Hoor- en werkcolleges EU-recht Semester 1
Week 1 Hoorcollege
Thema 1: De verhouding tussen de EU en de Nederlandse rechtsorde
Doel van thema I:
• De student nader kennis te laten maken met het proces van EU-integratie, de EU-
instellingen en wetgevingsinstrumenten;
• Inzicht verschaffen in de werkverdeling en samenwerking tussen Nederlandse - en EU-
overheden en instanties;
• Inzicht verschaffen in de wijze waarop Nederlands en Unierecht op elkaar ingrijpen en
met elkaar verbonden zijn;
• De bijzondere status uitleggen die het EU-recht binnen de nationale rechtsorde inneemt;
• De belangrijke rol aantonen die de nationale rechter heeft bij de toepassing en de
doorwerking van het EU-recht;
• De student inzicht verschaffen in de methoden die voorhanden zijn om doorwerking aan
het EU-recht te verlenen ook indien een richtlijn bijvoorbeeld nog niet of niet correct in het
nationale recht is geïmplementeerd of indien de Nederlandse overheid bij de
implementatie haar discretionaire bevoegdheid niet correct heeft gebruikt.
Jurisprudentie bekend verondersteld:
• Zaak 26/62 NV Algemene Transport- en Expeditie Onderneming van Gend en Loos
tegen Nederlandse administratie der belastingen, ECLI:EU:C:1963:1.
• Zaak 6/64 Flaminio Costa tegen E.N.E.LECLI:EU:C:1964:66.
Kern van het vak
- Wat is de verhouding tussen Nederlands en EU recht
- Wat voor impact heeft de EU op:
• De nationale rechter?
• De nationale overheid?
• Een bedrijf?
• Een burger va de EU?
College deze week
Kennisvideo:
1. Wat is de EU? Federatie van staten
2. Verdragsstructuur, steeds meer verbreding en verdieping; we gaan werken met 2
verdragen, het eerste verdrag is het Verdrag van de Europese Unie. Daar staan alle
instellingen, wat de bevoegdheden zijn etc. Je hebt daarnaast ook het werkingsverdrag.
Vandaag online college:
1. Europese instellingen, bevoegdheden en rechtsinstrumenten
2. Verhouding EU en de lidstaten
3. Vragen?
Online hoorcolleges:
- Elke week voorafgaand aan het college ten minste 1 kennisclip
- Hoorcollege is online op geroosterde tijd en wordt opgenomen
- Discussieplatform wordt geopend op Canvas
- Meest relevante vragen behandeld in Hoorcollege
- Extra materiaal wordt op Canvas geplaatst (behoort niet tot de verplichte stof)
,De Europese instellingen: Maandag 7 september
Je ziet al aan het plaatje dat er een aantal instellingen zijn.
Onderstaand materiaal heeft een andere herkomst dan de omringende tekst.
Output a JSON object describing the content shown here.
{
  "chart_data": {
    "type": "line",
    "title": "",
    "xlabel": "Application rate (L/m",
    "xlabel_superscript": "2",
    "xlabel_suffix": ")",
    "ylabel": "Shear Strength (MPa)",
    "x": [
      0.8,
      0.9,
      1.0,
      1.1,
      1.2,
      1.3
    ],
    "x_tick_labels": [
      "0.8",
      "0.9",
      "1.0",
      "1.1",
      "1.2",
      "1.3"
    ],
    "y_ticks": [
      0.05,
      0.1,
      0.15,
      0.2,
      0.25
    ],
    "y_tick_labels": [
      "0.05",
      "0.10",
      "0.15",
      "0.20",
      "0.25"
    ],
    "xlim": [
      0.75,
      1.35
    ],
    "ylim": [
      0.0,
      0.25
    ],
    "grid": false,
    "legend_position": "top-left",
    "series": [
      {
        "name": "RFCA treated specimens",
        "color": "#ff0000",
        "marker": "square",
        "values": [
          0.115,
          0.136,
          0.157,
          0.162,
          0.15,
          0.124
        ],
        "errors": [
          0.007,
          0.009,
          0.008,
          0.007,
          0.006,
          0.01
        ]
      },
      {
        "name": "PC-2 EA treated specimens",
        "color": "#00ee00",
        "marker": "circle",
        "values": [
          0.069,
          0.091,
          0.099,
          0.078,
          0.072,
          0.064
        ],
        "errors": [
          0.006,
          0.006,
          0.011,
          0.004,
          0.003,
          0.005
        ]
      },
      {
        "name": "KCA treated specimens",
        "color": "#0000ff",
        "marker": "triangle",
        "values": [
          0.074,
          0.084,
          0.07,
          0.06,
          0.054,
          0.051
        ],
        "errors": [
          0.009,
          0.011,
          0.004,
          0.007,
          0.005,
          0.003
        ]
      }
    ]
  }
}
Dit zijn alleen de kerninstellingen.
Al deze instellingen maken de EU heel dynamisch en die zorgen ervoor dat ze elkaar in
evenwicht houden. Al die instellingen bij de EU hebben bevoegdheden. Bevoegdheden
betekent in de juridische term macht, je kan daadwerkelijk iets. Een commissie kan een
rechtsstaat voor de rechter dagen, omdat er niet wordt voldaan aan het mededingingsrecht
of aan milieurecht regels. Daar komt echt daadwerkelijk iets uit. In het internationale recht is
dit heel anders, want daar merk je dat staten proberen samenwerking te hebben, maar
vooral in hun eigen belang. Het houdt op daar waar ze niet verder willen De soevereiniteit is
daar nog altijd heersend. In EU is dit heel anders en dat komt vooral door de instellingen en
wat zij allemaal kunnen.
Europese instellingen: art. 13 VEU
De commissie:
Dit is de meest Europeesrechtelijke instelling. Het is een dagelijks bestuur van de EU.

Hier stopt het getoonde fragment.